俺とクリスは、国の中を歩いて、大きな円形状の建物を発見したので、その中に入ってみる。
建物の中に入ると、男の人が出てきて
「何か御用ですか?」
と、聞いて来たので
「ここで、何かが開かれるのか?」
と、聞いてみると
「はい、ここは魔術会場となっておりまして、二日後にこの会場「マジックベゼル」で開かれるのは、魔術大会となっております、失礼ですが……参加証明書はお持ちですか?」
と、聞いて来たので、俺はバッグから、シグルンの町の冒険者ギルドで貰った、参加証明書を出して見た。
「これが、そうか?」
「あ、はい、そうです、これがあると言う事は、貴方は魔術大会の参加資格があると言う事になります、後ろにいるお嬢さんは、この参加証明書をお持ちですか?」
「いえ、私は持っていないです」
「では、貴方一人だけ、参加できると言う事になっていますね、ちなみにお名前は?」
「コウ・ドリム」
「コウ様ですね、では、コウ様、魔術大会に参加する場合でしたら、当日、私はここの受付にいますので、この参加証明書を私に提示して下さい」
「解った、魔術大会が開かれるのは、二日後なんだな?」
「はい、そうなります」
「そうか……じゃあ、クリス、この場所にはもう用は無いから、別の場所に行く事にするぞ」
「あ、うん」
そう言って、俺達は「マジックベゼル」から外に出て、国の中を再び歩く事にした。
国の中を歩いていると、クリスが
「コウさん、やっぱり見つかりませんよ~こんなに広い国の中なんですから~」
「……それもそうだな、そうだな……じゃあ、冒険者ギルドでも行って、そこで情報を集めるか」
「そっちの方が、見つかる可能性が大きいと思いますよ」
「そうか、よし、じゃあ、行くか」
「はい」
そう言って、俺達は冒険者ギルドに行く事にした。
国の中を歩いて、数十分後、冒険者ギルドを見つけたので、中に入る。
中に入ると、受付にいる女性を見て、ちょっと驚いた。
何でかと言うと、ピンク色の髪をしているからで、この異世界で色々な髪の色を見てきたけど、この色はすげーな……と思ってしまった。
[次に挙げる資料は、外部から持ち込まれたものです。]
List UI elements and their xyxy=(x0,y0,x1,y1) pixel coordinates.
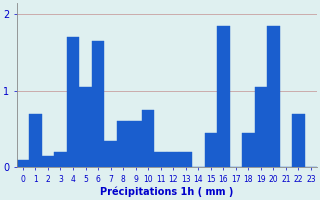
Bar xyxy=(217,26,229,167)
Bar xyxy=(242,133,255,167)
Bar xyxy=(129,121,142,167)
Bar xyxy=(29,114,42,167)
X-axis label: Précipitations 1h ( mm ): Précipitations 1h ( mm ) xyxy=(100,187,234,197)
Bar xyxy=(92,41,104,167)
Bar xyxy=(292,114,305,167)
Bar xyxy=(42,156,54,167)
Bar xyxy=(142,110,155,167)
Bar xyxy=(204,133,217,167)
Bar xyxy=(17,160,29,167)
Bar xyxy=(255,87,267,167)
Bar xyxy=(267,26,280,167)
Bar xyxy=(117,121,129,167)
Bar xyxy=(167,152,180,167)
Bar xyxy=(54,152,67,167)
Bar xyxy=(67,37,79,167)
Bar xyxy=(104,141,117,167)
Bar xyxy=(79,87,92,167)
Bar xyxy=(180,152,192,167)
Bar xyxy=(155,152,167,167)
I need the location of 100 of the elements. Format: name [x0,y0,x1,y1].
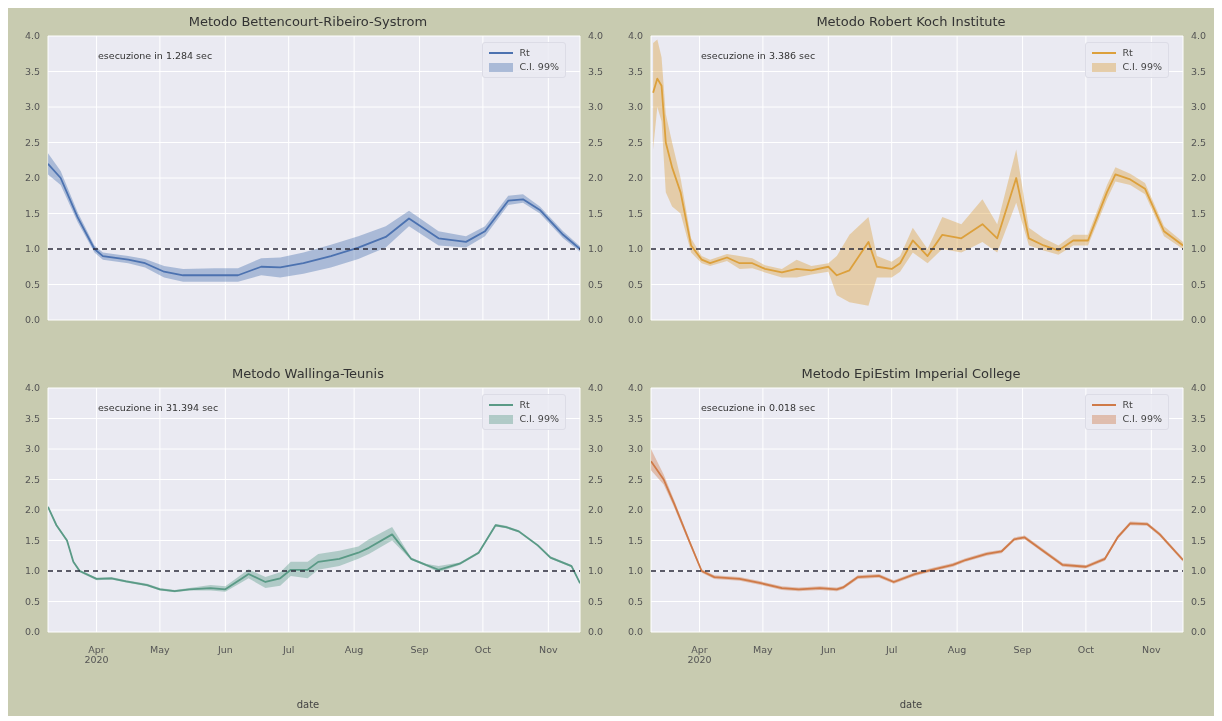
x-tick-label: Oct [1077,643,1095,655]
line-series [652,77,1183,277]
y-tick-label: 1.5 [24,534,40,546]
y2-tick-label: 1.5 [588,534,604,546]
y2-tick-label: 4.0 [1191,382,1207,394]
y2-tick-label: 1.0 [1191,565,1207,577]
x-tick-label: Aug [344,643,364,655]
y2-tick-label: 4.0 [1191,30,1207,42]
y-tick-label: 2.5 [627,136,643,148]
x-tick-label: Nov [1142,643,1161,655]
y-tick-label: 2.0 [24,172,40,184]
y-tick-label: 3.0 [627,101,643,113]
y-tick-label: 3.5 [627,412,643,424]
x-tick-label: Jul [281,643,295,655]
y2-tick-label: 3.5 [588,65,604,77]
y-tick-label: 2.0 [24,504,40,516]
y-tick-label: 3.0 [24,443,40,455]
y-tick-label: 1.5 [627,534,643,546]
y-tick-label: 2.0 [627,172,643,184]
y2-tick-label: 0.0 [1191,626,1207,638]
y2-tick-label: 1.0 [1191,243,1207,255]
x-tick-label: Sep [410,643,429,655]
y-tick-label: 0.0 [24,626,40,638]
y-tick-label: 0.5 [627,278,643,290]
x-tick-label: Oct [474,643,492,655]
chart-title: Metodo Wallinga-Teunis [231,365,385,383]
y-tick-label: 0.0 [627,626,643,638]
annotation: C.I. 99% [519,412,559,426]
y-tick-label: 0.5 [24,278,40,290]
y2-tick-label: 1.5 [588,207,604,219]
y-tick-label: 4.0 [627,30,643,42]
x-tick-label: May [753,643,774,655]
annotation: C.I. 99% [1122,412,1162,426]
legend-label: Rt [1122,46,1133,60]
x-axis-title: date [898,698,924,712]
y-tick-label: 0.0 [627,314,643,326]
y2-tick-label: 3.5 [588,412,604,424]
y2-tick-label: 2.5 [1191,473,1207,485]
y-tick-label: 1.0 [24,243,40,255]
legend-label: Rt [519,398,530,412]
y2-tick-label: 2.0 [1191,172,1207,184]
y2-tick-label: 2.0 [588,504,604,516]
y-tick-label: 3.5 [24,65,40,77]
y2-tick-label: 2.5 [1191,136,1207,148]
y-tick-label: 4.0 [627,382,643,394]
y2-tick-label: 0.0 [588,626,604,638]
y2-tick-label: 0.0 [588,314,604,326]
y2-tick-label: 2.0 [1191,504,1207,516]
annotation: esecuzione in 31.394 sec [98,402,219,413]
y2-tick-label: 3.0 [1191,101,1207,113]
y2-tick-label: 0.5 [588,595,604,607]
y-tick-label: 2.5 [24,136,40,148]
y-tick-label: 3.0 [24,101,40,113]
y2-tick-label: 3.5 [1191,412,1207,424]
x-tick-label: Nov [539,643,558,655]
y-tick-label: 2.5 [627,473,643,485]
y-tick-label: 4.0 [24,382,40,394]
chart-title: Metodo Robert Koch Institute [815,13,1007,31]
x-tick-label: Aug [947,643,967,655]
x-tick-label: Apr 2020 [84,643,109,665]
x-axis-title: date [295,698,321,712]
y2-tick-label: 0.5 [1191,278,1207,290]
legend-label: Rt [1122,398,1133,412]
y2-tick-label: 1.5 [1191,207,1207,219]
annotation: esecuzione in 1.284 sec [98,50,213,61]
y-tick-label: 1.5 [24,207,40,219]
y-tick-label: 1.0 [24,565,40,577]
y2-tick-label: 2.5 [588,136,604,148]
x-tick-label: Jun [819,643,836,655]
y-tick-label: 2.5 [24,473,40,485]
y2-tick-label: 0.5 [588,278,604,290]
y-tick-label: 3.0 [627,443,643,455]
x-tick-label: Apr 2020 [687,643,712,665]
y-tick-label: 3.5 [627,65,643,77]
y-tick-label: 2.0 [627,504,643,516]
y2-tick-label: 3.0 [588,443,604,455]
annotation: C.I. 99% [519,60,559,74]
chart-title: Metodo EpiEstim Imperial College [800,365,1022,383]
legend-label: Rt [519,46,530,60]
y-tick-label: 1.5 [627,207,643,219]
annotation: C.I. 99% [1122,60,1162,74]
annotation: esecuzione in 0.018 sec [701,402,816,413]
y-tick-label: 1.0 [627,565,643,577]
x-tick-label: Jul [884,643,898,655]
y2-tick-label: 1.5 [1191,534,1207,546]
y2-tick-label: 3.0 [588,101,604,113]
y2-tick-label: 2.5 [588,473,604,485]
y-tick-label: 1.0 [627,243,643,255]
y2-tick-label: 4.0 [588,382,604,394]
chart-title: Metodo Bettencourt-Ribeiro-Systrom [187,13,429,31]
y-tick-label: 4.0 [24,30,40,42]
y-tick-label: 0.5 [24,595,40,607]
y-tick-label: 0.5 [627,595,643,607]
y2-tick-label: 0.0 [1191,314,1207,326]
y2-tick-label: 4.0 [588,30,604,42]
annotation: esecuzione in 3.386 sec [701,50,816,61]
y2-tick-label: 2.0 [588,172,604,184]
x-tick-label: Jun [216,643,233,655]
y2-tick-label: 0.5 [1191,595,1207,607]
y2-tick-label: 1.0 [588,243,604,255]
まあ、考えたって仕方がないので、俺は受付にいる女性に話しかける。
「ちょっといいか?」
「はい、何でしょうか?」
「レインと言う名に聞き覚えはないか?」
「レイン……ですか? えっと……ああ、前に依頼を受けた方ですね、えっと……そのレイン様と、知り合いなんですか?」
「ああ、そう言う事になるな」
「そうですか……えっと……貴方のお名前は?」
「コウだ」
「では、コウ様、私はここの冒険者ギルドの受付を担当しております、モーランです、愛称はランと呼ばれていますので、どうぞ気軽にランちゃんと呼んで下さいね?」
自分でちゃん付けを強要してくるのかよ?
まあ、本人が良いって言ってるんだし、良いって事なのかもな?
「解った、ランちゃんでいいのか?」
「はい、むふふー貴方、ちょっといい人かもですね~他の人なんか、私がこう言っても「何言ってるんだ? こいつ」って感じの目で見られましたし」
そりゃそうだろう? とつっこんだ方がいいのか? これは
「まあ、気を取り直して、では、コウ様、今日は依頼を受けに来たのですか?」
そう言われて考える。
依頼か……この国の出している依頼が、どんなのか気になるしな?
そう思ったので、俺は、こう言う事にした。
「じゃあ、どんな依頼があるんだ?」
「はい、今ある依頼は、こうなっておりますよ~」
そう言って、ランちゃんが依頼書を見せてきたので、確認して見ると、書かれてあったのは
ネオクサライムの討伐 900ベリカ
スノータイラントの討伐 800ベリカ
ボルホーンの討伐 1000ベリカとなっていた。
……ネオクサライムとスノータイラントは知っているが……ボルホーンは知らないな?
値段は、平均的な感じがするかもな……
「あのーコウさん? 依頼受けるんですか?」
そうクリスが聞いて来たので、俺は
「いや、今日はいいや、見せて貰ってありがとうな、ランちゃん」
「そうですか~では、またのお越しをお待ちしておりますです~」
そう言われて、俺はクリスと一緒に、冒険者ギルドを出る。
冒険者ギルドを出た後、俺はクリスに
「クリス、これ以上動き回っても、疲れるだけだと思うし、今日はもうレイン達の捜索はやめにして、明日にしないか?」
「うー……確かに、そうですね……まあ、レインさんが、ここの冒険者ギルドを使用したと言う事だけでも解りましたし、この冒険者ギルドで会う事もあるかも知れないですよね……解りました、コウさんの言うとおりにします」
「ああ、じゃあ、宿屋に向かうぞ」
「はい」
そう言って俺達は、宿屋「リラクベゼル」へと向かう事にしたのであった。